Referring to the loan package, he said Hungarians found debt “frightening” and they understood its danger and its “communist legacy”. “And when the communists came back in their modern form as socialists, this very same threat returned in 2002-2010 in the form of foreign currency debt,” he added. The prime minister noted that Hungary could veto the EU. “But this should only be done as a last resort,” he said, adding that there was now a chance to reduce the risk of borrowing by insisting that money should be spent on economic development. No constraints should be imposed on how the money is spent, he said.
The prime minister also touched on German Chancellor Angela Merkel’s recent comments that the German EU presidency would stand up for the principle of the rule of law and would speak out any time it is curtailed “even if we’re talking about Viktor Orbán”. “I would not be this energetic if I were the Germans,” Orbán said in reaction. “If we compare the state of the rule of law in Hungary to how it is in Germany then we might be the ones to come out on top.” He argued that in Hungary it was “inconceivable” for constitutional court judges to be members of political parties, which was a common practice in Germany.
As regards the domestic economy, Orbán said Hungary had achieved a breakthrough in terms of the situation on the job market. Some 4.5 million people were employed in the country prior to the epidemic, which fell to 4.37 million at the low point of the crisis, he said. But unemployment has started going down again, the economy has begun adding jobs, “which is not just a short-term phenomenon”, the prime minister said. He added that the government’s response measures had saved more than one million jobs. By supporting business developments, the government has also helped create between 70,000 and 80,000 new jobs and some 90,000 people are employed as part of the fostered work scheme, Orbán said. But, he said, because economic crises tended to have delayed effects that only show up 5-6 months later, the government was preparing for “another test around January”.

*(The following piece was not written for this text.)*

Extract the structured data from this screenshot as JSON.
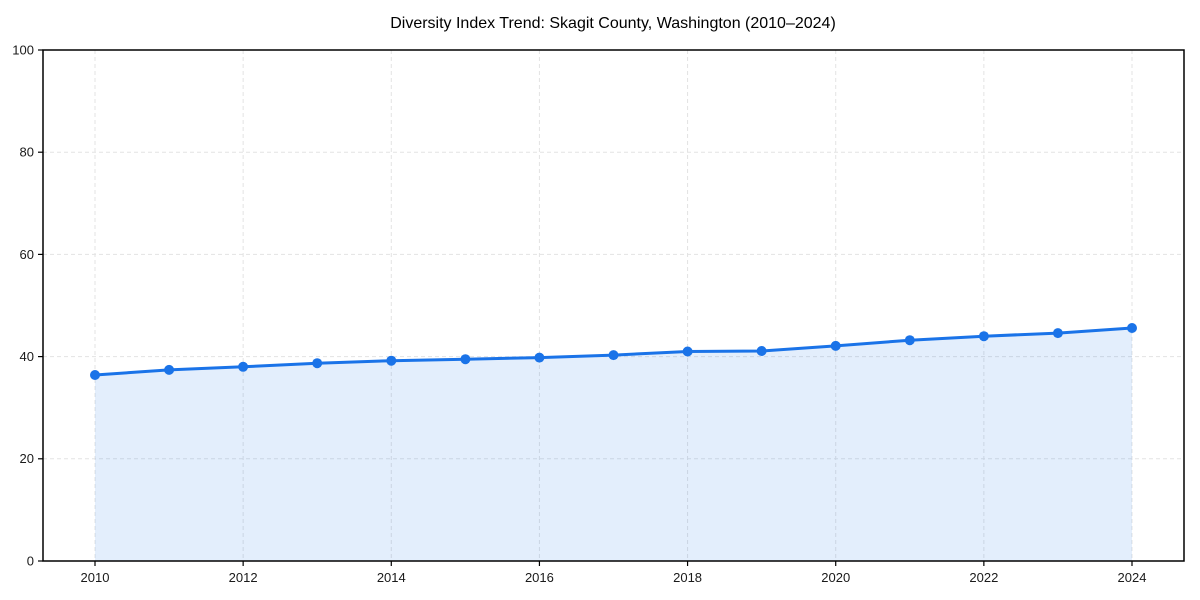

Concerning a recent court ruling handing a suspended prison sentence to Gábor Kaleta, Hungary’s former ambassador to Peru, for possession of child pornography, Orbán said Hungary needed to enact laws that addressed paedophilia, the exploitation of children, drug use and the dangers or the internet in a way that reassured parents. Drafting, tightening and amending child protection laws will be one of parliament’s most important tasks in the autumn session “because we must protect our children”, he said. He said the “lenient” ruling in the Kaleta case proved that neither the prosecutor’s office nor the courts were under the influence of the government, arguing that if they were “the punishment would have been five times as severe”. “No punishment seems severe enough in a case like this,” Orbán said. He vowed that the court ruling would not be the end of the case, saying he did not want the country to feel as if its government were trying to explain why it was idle in a situation that demanded moral action.